To be sure, none of the above is infallible. Orton, Bradford, Tolbert and Johnson each had lousy days at the office yesterday. But so did Peyton Manning, Philip Rivers and Chris Johnson. It happens.
So enough with the excuses, already. Frank Gore’s season-ending injury wouldn’t have been so devastating if you’d picked up Hillis after the season opener, would it? Stop poking holes in your Ryan Mathews voodoo doll, and blame yourself for not jumping on Tolbert when you had the chance. Heck, I don’t feel nearly as bad about taking Miles Austin in the second round, or Matt Schaub in the third, now that Johnson and Vick are in the fold.
We’d all love to set our starting lineups in Week 1 and never make anything but the occasional bye-week adjustments on our way to a 13-0 regular-season record and a first-round bye. But I haven’t seen that happen yet in my two-plus decades as a player. And I don’t think I ever will.
Just something to ponder for those of you whose fantasy season has come to an abrupt, and premature, end. There’s always next season.
FREE AGENT PICKS AND PANS
To win a fantasy championship, you need to start with a good draft. But filling in your roster throughout the season with the right free agents can also make a big difference. Here’s a look at a few players worth considering, and others who would look better in someone else’s line-up.
Catch ‘em while you can
James Starks, RB, Packers. The rookie bruiser was given the bulk of the backfield workload on Sunday, and he responded with 18 carries for 73 yards. Brandon Jackson saw four meaningless carries, and was relegated mostly to pass-catching duties. Starks is a big back whose talents will likely be utilized even more as the weather deteriorates up North. He could prove to be a genuine late-season gem.

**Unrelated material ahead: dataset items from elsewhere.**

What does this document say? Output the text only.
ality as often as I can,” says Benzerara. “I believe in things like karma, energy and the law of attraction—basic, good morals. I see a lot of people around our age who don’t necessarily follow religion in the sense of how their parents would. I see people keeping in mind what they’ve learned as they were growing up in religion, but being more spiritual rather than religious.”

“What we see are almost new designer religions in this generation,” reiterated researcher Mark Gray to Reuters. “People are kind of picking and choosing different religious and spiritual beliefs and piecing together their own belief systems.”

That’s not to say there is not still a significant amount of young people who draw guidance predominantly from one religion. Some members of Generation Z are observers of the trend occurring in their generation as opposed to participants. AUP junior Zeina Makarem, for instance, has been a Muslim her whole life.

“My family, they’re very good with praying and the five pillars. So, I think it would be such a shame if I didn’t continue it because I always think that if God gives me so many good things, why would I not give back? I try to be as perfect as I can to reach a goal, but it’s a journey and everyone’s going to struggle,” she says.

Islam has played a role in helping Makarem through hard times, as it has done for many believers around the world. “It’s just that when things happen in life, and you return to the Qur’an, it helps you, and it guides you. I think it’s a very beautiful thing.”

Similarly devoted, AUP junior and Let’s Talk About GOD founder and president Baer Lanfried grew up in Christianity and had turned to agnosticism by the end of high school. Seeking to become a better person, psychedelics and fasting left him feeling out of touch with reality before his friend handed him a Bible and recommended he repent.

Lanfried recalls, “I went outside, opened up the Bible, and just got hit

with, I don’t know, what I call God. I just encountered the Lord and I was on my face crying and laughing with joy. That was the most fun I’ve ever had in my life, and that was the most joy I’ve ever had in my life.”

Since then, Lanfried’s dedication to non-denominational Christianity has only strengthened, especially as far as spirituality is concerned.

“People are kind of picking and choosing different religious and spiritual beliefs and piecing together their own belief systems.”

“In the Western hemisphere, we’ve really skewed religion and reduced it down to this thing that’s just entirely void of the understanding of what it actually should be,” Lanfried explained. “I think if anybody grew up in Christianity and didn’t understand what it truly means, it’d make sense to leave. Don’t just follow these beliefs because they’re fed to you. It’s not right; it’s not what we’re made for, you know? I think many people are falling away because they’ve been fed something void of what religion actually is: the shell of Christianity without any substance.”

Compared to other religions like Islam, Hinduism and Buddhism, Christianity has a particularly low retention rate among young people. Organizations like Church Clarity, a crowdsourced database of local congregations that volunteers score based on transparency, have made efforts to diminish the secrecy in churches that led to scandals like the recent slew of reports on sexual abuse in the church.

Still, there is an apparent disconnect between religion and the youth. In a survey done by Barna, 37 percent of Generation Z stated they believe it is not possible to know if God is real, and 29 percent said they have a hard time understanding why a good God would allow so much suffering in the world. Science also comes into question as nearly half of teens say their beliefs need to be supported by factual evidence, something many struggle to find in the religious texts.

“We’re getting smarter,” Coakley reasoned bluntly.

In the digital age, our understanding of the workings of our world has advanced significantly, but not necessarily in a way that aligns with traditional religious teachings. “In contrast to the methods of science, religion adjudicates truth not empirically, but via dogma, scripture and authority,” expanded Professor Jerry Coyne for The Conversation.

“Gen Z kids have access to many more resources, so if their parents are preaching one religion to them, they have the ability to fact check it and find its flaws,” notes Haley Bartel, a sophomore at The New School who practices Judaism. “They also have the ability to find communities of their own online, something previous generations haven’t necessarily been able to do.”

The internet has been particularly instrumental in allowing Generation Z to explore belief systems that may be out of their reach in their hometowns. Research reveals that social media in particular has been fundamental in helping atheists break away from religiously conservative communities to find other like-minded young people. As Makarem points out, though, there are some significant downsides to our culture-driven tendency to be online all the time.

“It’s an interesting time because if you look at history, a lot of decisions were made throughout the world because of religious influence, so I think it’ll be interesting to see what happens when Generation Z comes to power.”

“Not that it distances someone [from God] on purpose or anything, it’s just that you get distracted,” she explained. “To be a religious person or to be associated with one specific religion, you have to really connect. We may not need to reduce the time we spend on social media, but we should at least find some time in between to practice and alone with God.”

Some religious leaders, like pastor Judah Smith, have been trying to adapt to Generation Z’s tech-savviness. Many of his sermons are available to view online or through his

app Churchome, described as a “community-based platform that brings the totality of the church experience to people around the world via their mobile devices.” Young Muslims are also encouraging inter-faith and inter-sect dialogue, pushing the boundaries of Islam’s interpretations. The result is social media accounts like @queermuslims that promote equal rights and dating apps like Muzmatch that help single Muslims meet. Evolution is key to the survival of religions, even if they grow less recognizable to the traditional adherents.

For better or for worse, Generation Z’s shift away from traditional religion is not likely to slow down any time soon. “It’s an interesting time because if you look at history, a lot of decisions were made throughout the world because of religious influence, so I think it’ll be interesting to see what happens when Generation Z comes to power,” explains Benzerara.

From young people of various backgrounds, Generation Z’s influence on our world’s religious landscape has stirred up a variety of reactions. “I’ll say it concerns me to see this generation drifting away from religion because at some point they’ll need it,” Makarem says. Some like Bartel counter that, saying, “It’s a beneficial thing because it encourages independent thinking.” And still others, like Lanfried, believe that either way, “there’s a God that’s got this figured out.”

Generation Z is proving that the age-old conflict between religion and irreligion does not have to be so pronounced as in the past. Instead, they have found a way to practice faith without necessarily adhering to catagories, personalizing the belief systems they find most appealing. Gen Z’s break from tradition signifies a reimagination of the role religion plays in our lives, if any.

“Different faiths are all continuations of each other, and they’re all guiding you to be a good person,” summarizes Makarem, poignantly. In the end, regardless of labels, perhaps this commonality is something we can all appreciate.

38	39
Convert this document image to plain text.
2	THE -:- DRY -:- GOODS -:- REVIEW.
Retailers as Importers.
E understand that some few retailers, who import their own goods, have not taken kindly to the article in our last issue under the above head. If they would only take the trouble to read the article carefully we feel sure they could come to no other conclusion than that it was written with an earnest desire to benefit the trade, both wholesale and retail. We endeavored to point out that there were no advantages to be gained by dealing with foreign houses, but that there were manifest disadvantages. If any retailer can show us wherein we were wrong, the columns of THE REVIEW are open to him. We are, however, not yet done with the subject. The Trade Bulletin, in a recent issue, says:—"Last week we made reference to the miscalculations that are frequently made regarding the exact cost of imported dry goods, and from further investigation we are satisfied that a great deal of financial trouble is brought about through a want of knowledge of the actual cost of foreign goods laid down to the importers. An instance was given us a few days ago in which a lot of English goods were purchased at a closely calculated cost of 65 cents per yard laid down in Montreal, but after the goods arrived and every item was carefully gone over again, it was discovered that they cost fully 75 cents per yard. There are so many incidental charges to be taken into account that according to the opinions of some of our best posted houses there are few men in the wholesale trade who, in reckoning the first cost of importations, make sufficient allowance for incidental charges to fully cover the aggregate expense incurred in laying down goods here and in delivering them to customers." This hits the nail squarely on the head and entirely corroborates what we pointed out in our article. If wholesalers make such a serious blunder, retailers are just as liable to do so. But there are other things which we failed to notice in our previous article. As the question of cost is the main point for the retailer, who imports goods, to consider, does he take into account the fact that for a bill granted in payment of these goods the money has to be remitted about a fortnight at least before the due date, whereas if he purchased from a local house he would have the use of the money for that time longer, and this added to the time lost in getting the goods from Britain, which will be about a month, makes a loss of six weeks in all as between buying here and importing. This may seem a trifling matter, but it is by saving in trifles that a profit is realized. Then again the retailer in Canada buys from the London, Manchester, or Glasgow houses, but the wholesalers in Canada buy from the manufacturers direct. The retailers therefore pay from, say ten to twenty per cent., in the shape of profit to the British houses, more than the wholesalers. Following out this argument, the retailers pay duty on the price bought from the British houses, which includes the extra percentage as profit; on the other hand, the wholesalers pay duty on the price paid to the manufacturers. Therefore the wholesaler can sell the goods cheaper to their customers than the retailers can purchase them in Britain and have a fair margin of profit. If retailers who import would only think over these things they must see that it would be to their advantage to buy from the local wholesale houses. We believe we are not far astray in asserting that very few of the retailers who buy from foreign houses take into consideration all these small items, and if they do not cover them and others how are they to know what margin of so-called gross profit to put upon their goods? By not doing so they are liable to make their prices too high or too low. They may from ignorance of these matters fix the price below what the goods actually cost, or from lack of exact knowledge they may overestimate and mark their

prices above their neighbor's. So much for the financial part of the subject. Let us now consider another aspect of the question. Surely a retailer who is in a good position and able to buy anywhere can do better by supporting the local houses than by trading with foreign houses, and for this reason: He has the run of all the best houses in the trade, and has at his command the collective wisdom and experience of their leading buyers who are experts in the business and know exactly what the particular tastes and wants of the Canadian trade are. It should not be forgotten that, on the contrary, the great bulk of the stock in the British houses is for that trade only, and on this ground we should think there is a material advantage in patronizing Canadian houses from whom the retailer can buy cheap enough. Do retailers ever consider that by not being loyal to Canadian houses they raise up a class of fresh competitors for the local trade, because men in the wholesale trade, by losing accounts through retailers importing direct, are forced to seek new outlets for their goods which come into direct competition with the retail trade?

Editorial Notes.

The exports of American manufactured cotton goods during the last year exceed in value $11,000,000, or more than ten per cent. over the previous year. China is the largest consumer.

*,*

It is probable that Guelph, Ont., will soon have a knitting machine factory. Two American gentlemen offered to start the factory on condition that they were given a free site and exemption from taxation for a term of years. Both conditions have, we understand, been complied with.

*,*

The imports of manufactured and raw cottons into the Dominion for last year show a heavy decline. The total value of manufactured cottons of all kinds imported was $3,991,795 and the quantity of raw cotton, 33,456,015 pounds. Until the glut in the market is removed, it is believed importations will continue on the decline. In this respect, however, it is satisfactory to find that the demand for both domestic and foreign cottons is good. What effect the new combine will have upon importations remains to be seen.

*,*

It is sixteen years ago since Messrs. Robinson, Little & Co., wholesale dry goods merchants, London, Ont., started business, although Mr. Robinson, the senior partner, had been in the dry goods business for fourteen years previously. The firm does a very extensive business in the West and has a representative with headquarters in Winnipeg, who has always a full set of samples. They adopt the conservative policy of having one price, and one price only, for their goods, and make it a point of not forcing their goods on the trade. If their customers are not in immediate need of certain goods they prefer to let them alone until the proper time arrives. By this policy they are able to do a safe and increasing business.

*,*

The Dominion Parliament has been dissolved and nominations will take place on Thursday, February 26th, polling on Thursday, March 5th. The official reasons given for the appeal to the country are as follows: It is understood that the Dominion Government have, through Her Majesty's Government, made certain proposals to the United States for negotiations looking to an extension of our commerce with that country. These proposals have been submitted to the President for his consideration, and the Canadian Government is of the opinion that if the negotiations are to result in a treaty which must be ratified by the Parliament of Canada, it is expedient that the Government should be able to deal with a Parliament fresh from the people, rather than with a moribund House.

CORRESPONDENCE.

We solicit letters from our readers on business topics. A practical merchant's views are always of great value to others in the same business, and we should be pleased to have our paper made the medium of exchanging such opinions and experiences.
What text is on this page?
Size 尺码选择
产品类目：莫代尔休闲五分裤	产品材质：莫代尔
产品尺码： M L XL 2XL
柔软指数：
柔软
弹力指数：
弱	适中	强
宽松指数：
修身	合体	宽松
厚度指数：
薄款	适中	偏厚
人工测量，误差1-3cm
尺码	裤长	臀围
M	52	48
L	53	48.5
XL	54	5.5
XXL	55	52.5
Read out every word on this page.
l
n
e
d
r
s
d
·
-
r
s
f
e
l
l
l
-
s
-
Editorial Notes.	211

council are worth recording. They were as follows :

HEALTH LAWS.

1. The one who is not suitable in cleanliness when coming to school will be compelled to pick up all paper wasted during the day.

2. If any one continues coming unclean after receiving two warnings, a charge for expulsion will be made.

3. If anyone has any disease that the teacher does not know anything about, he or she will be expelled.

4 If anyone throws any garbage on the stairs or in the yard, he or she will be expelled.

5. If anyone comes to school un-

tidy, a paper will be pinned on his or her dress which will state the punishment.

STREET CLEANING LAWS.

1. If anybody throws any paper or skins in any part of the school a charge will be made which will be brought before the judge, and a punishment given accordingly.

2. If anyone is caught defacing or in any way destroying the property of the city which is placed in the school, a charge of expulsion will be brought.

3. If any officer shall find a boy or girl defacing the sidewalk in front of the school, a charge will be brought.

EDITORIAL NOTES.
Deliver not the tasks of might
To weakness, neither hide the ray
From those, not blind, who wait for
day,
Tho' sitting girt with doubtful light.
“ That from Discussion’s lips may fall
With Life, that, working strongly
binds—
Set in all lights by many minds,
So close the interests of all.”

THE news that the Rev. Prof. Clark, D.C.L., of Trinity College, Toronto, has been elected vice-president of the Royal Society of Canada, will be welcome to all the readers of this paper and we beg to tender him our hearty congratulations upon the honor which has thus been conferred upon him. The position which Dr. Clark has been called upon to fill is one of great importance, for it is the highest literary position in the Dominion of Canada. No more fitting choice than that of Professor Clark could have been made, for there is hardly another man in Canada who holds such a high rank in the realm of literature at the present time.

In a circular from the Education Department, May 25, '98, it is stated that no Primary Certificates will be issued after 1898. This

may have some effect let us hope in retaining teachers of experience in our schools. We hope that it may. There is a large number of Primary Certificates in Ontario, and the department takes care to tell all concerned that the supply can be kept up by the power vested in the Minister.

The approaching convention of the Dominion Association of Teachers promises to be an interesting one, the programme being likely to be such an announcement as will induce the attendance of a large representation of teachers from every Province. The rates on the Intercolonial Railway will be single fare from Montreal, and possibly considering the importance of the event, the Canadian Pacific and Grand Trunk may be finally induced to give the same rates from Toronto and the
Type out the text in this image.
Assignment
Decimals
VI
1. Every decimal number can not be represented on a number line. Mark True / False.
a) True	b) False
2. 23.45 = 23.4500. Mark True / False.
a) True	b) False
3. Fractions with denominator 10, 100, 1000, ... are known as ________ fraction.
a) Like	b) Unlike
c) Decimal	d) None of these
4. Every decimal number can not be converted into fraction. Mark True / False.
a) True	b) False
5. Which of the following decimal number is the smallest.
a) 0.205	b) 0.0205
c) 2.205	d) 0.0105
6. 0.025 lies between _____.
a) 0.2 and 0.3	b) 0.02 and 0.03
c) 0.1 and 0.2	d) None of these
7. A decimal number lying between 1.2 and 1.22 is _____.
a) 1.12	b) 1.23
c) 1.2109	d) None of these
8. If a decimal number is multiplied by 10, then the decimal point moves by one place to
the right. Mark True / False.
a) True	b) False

Tashard Choice, RB, Cowboys. I urged you to grab him last week, but that advice went unheeded by many. In fact, Choice is still available in the vast majority of fantasy leagues. After Sunday’s 100-yard, one-touchdown performance, perhaps the doubters will be convinced that Choice is the best back in Dallas. Jerry Jones and Jason Garrett, in particular.
Roy Williams, WR, Cowboys. No, I’m not drinking the silver and blue Kool-Aid. But with Dez Bryant done for the season with a fractured ankle, Williams gets a new lease on his fantasy life. The Cowboys’ upcoming schedule offers favorable matchups with the Redskins and Cardinals, but Williams remains little more than a desperation play. Miles Austin and Jason Witten are more likely to capitalize on Bryant’s absence.
Don’t be fooled
Tarvaris Jackson, QB, Vikings. He looked sharp against the Bills in relief of the injured Brett Favre. Alas, the ageless one isn’t necessarily going to miss his first start since the Vietnam War with a sprained shoulder; and even if he does, the Giants won’t be as accommodating as the Bills were. At the postseason looms, I hope you’re not counting on either Minnesota passer.
Mike Williams, WR, Seahawks. A foot injury will cost the Seahawks’ leading receiver at least one game, and probably more. Though his renaissance is one of the most compelling stories of the NFL season, he’s not so valuable that you should keep him on your bench “just in case.” Feel free to make room for other potential contributors. Amazingly, Sidney Rice is a free agent in nearly half of all leagues.
Todd Heap, TE, Ravens. He won’t be available to help you in Week 14, and most likely not beyond that, either, thanks to a hamstring injury he incurred against the Steelers. You’ll need to go waiver-wire shopping if Heap’s your tight end.